Find the equation of the hyperbola satisfying the given conditions.
Vertices at (5, 1) and (-7, 1); asymptotes (y - 1) = 1/3(x + 1) and (y - 1) = -1/3(x + 1)
centre is the midpoint of the vertices:
C(-1,1)
our a value is 6, and we don't know b
but we know b/a = 1/3
b/6 = 1/3
3b = 6
b = 2
(x+1)^2 / 36 - (y-1)^2/4 = 1
or
(x+1)^2 - 9(y-1)^2 = 36
verification:
http://www.wolframalpha.com/input/?i=plot+(x%2B1)%5E2+-+9(y-1)%5E2+%3D+36
what is the standard equation given asymptotes are y=1/3(x+5) and y=-1/3(x-7) with foci (1,12)
To find the equation of the hyperbola, we need to use the given information. The standard form of the equation of a hyperbola with center (h, k) is:
((x - h)^2 / a^2) - ((y - k)^2 / b^2) = 1 for a horizontal hyperbola, or
((y - k)^2 / a^2) - ((x - h)^2 / b^2) = 1 for a vertical hyperbola.
Let's start by finding the center of the hyperbola. The center is the midpoint between the vertices, which are given as (5, 1) and (-7, 1).
Using the midpoint formula, the x-coordinate of the center (h) can be found by adding the x-coordinates of the vertices and dividing by 2:
h = (5 + (-7)) / 2 = -2 / 2 = -1.
Since the y-coordinate of the vertices is the same (1), the y-coordinate of the center (k) is also 1.
So, the center of the hyperbola is (-1, 1).
Next, let's find the values of a and b, which represent half the distance between the center and the vertices along the x and y directions, respectively.
The distance between the center and one of the vertices along the x-axis (a) is the absolute value of the difference between the x-coordinates of the vertices:
a = |5 - (-7)| / 2 = 12 / 2 = 6.
Similarly, the distance between the center and one of the vertices along the y-axis (b) is the absolute value of the difference between the y-coordinates of the vertices, which is 0 since they have the same y-coordinate.

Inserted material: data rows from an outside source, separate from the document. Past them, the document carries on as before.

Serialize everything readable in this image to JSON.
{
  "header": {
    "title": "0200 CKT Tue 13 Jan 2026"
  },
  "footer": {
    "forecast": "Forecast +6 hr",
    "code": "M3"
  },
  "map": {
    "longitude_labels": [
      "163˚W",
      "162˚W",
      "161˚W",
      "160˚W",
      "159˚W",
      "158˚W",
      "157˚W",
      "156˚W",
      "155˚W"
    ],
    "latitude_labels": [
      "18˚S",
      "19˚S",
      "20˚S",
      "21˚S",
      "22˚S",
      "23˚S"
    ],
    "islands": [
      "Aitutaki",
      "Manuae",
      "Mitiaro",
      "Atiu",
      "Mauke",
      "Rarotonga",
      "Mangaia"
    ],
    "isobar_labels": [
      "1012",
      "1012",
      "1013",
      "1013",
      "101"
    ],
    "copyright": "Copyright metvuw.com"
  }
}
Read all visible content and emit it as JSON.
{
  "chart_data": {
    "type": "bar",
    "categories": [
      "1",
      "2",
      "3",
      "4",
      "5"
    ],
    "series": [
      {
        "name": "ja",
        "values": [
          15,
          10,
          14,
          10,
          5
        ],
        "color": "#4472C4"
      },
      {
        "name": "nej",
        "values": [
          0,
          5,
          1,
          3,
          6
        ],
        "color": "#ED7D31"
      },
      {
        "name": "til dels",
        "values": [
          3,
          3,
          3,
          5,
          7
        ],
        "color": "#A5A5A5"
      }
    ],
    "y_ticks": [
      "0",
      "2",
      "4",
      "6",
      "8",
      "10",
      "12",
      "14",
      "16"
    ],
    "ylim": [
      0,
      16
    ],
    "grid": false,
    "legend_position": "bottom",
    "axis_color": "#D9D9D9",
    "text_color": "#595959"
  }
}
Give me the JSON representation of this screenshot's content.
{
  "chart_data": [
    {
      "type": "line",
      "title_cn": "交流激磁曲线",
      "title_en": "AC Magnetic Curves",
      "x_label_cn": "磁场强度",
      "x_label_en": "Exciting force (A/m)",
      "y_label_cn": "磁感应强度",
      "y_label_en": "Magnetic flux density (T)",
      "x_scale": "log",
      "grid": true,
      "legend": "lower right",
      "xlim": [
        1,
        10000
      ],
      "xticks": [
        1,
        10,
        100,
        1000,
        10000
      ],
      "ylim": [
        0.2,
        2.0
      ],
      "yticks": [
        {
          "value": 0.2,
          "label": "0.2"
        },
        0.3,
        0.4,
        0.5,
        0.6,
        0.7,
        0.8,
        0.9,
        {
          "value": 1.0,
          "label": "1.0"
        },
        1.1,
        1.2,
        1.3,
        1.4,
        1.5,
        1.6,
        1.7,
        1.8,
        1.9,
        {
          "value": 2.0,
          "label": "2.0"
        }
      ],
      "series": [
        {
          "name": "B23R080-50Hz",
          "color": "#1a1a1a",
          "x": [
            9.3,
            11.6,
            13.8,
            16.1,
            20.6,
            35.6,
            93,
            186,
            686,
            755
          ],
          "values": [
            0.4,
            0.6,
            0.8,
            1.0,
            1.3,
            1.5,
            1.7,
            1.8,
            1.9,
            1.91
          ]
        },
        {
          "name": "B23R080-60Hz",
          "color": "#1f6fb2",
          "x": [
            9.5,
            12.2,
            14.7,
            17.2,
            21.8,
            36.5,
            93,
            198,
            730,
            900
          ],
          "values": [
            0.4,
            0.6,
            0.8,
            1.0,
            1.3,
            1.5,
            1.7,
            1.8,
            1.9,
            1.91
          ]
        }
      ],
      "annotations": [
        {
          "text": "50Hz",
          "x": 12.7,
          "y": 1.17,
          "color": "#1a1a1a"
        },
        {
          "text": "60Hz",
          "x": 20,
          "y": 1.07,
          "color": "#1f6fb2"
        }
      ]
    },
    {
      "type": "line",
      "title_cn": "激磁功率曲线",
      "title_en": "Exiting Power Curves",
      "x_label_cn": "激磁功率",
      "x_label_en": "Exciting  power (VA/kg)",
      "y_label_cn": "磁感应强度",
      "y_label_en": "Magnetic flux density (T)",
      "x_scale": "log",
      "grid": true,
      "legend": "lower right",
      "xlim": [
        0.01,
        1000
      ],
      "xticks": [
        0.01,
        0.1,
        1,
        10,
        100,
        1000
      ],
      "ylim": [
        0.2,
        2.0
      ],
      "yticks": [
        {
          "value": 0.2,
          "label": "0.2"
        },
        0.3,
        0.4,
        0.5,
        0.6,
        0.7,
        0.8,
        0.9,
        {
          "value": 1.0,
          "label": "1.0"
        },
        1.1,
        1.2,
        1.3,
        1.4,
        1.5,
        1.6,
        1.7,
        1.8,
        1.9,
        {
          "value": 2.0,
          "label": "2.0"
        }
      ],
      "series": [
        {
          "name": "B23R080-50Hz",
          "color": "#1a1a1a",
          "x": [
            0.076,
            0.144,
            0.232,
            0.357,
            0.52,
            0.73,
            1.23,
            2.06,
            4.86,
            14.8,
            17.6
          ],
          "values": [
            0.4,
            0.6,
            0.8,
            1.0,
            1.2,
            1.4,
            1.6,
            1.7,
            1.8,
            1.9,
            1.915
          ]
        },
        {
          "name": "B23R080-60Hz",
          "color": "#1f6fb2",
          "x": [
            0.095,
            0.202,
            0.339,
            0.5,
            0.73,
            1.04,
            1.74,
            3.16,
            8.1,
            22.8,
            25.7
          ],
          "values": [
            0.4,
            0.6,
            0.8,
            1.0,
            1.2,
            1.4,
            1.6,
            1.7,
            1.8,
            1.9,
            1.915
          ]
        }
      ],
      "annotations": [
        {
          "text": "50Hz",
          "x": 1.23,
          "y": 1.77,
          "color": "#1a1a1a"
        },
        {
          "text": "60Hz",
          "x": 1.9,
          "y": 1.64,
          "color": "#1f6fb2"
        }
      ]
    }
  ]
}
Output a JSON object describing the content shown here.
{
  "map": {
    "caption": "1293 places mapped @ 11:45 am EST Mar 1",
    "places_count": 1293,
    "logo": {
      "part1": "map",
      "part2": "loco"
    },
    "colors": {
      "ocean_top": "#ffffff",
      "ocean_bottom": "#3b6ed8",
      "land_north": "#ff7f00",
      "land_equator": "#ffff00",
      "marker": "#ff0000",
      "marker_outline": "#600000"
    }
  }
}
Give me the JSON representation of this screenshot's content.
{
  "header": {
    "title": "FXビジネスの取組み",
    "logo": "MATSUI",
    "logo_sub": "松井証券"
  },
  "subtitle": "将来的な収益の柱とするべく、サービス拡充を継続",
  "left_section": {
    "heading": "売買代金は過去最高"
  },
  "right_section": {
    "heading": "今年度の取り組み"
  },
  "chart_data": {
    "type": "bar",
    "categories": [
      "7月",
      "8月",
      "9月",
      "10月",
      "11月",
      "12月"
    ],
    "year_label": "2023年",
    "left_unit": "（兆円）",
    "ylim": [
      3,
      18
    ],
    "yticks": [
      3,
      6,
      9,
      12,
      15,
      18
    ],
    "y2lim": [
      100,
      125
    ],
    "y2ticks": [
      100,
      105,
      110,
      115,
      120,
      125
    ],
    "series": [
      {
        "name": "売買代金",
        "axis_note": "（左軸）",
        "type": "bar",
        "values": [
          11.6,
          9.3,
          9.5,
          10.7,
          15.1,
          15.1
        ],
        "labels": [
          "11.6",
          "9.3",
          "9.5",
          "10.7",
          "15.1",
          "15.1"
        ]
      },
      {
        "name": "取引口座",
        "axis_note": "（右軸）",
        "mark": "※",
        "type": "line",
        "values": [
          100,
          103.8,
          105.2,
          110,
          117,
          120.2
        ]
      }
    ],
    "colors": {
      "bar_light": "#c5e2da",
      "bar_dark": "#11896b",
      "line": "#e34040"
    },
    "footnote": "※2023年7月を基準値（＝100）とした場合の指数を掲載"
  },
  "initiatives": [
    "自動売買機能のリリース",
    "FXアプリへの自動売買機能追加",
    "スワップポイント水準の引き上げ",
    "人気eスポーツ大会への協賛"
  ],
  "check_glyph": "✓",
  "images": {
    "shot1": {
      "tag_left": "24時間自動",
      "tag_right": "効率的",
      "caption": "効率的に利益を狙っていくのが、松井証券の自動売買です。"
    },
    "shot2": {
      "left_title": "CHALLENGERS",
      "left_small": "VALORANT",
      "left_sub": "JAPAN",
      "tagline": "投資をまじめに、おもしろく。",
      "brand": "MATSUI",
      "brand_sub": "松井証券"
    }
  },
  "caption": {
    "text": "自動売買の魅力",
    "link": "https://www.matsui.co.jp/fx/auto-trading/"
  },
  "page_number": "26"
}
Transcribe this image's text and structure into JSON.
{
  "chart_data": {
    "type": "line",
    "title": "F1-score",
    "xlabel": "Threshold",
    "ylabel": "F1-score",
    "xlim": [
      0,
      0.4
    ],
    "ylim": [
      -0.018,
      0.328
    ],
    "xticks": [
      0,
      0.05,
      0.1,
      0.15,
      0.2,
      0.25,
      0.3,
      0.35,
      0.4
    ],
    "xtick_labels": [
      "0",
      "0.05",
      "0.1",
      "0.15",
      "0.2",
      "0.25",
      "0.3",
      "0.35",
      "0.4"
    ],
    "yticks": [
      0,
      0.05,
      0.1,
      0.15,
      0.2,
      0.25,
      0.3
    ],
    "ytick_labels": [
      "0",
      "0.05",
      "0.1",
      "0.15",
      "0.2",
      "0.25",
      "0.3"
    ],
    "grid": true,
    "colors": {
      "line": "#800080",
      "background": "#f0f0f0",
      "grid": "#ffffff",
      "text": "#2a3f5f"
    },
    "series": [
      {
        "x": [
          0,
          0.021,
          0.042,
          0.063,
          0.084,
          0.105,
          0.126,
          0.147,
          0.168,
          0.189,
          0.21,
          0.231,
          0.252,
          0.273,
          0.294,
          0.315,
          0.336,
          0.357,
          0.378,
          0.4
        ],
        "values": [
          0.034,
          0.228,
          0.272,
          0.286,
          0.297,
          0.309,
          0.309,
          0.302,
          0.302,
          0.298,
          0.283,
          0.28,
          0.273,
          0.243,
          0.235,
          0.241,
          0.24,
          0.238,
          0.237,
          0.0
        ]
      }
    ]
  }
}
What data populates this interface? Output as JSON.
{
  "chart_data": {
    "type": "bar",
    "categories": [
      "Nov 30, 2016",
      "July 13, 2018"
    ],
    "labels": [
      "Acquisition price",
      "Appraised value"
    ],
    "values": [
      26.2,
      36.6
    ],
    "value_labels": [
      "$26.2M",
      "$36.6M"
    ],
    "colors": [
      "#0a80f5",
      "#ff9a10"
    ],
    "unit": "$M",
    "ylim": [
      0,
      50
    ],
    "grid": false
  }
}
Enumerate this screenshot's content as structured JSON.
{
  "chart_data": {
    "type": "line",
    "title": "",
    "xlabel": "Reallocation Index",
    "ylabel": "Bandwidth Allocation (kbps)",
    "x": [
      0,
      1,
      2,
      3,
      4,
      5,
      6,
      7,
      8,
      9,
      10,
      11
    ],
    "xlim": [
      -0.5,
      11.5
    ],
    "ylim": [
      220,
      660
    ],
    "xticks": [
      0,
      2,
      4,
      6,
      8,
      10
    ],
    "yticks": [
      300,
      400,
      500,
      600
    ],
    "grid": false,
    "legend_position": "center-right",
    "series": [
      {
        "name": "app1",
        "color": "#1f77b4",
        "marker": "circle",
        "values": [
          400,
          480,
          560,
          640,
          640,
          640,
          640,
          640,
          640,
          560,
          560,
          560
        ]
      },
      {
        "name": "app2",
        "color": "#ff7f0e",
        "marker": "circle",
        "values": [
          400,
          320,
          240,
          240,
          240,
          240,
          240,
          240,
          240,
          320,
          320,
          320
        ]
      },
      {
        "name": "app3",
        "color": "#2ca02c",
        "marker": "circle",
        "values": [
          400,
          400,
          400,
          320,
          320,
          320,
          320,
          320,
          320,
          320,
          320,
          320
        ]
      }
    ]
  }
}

Since the asymptotes are given, we can determine the value of a from them. The slopes of the asymptotes are given as 1/3 and -1/3. The value of a is the reciprocal of the slope.
So, a = 1 / (1/3) = 3.
Now that we have the center (h, k) = (-1, 1) and the values of a = 6, we can write the equation of the hyperbola in standard form for a horizontal hyperbola:
((x - h)^2 / a^2) - ((y - k)^2 / b^2) = 1.
Substituting the values, we get:
((x - (-1))^2 / 6^2) - ((y - 1)^2 / b^2) = 1.
Simplifying it further, we have:
(x + 1)^2 / 36 - (y - 1)^2 / b^2 = 1.
Since the asymptotes represent the lines that the hyperbola approaches as x goes to infinity, they help us determine the value of b^2. Let's use the equation of one of the asymptotes to do that.
The equation given is (y - 1) = 1/3(x + 1).
Expanding it, we have:
3y - 3 = x + 1.
Rearranging it, we get:
x = 3y - 4.
Comparing this equation with the standard form of a hyperbola, we can see that b^2 is the coefficient of y^2 in the equation.
So, b^2 = 1.
Finally, we can write the equation of the hyperbola satisfying the given conditions as:
((x + 1)^2 / 36) - ((y - 1)^2 / 1) = 1.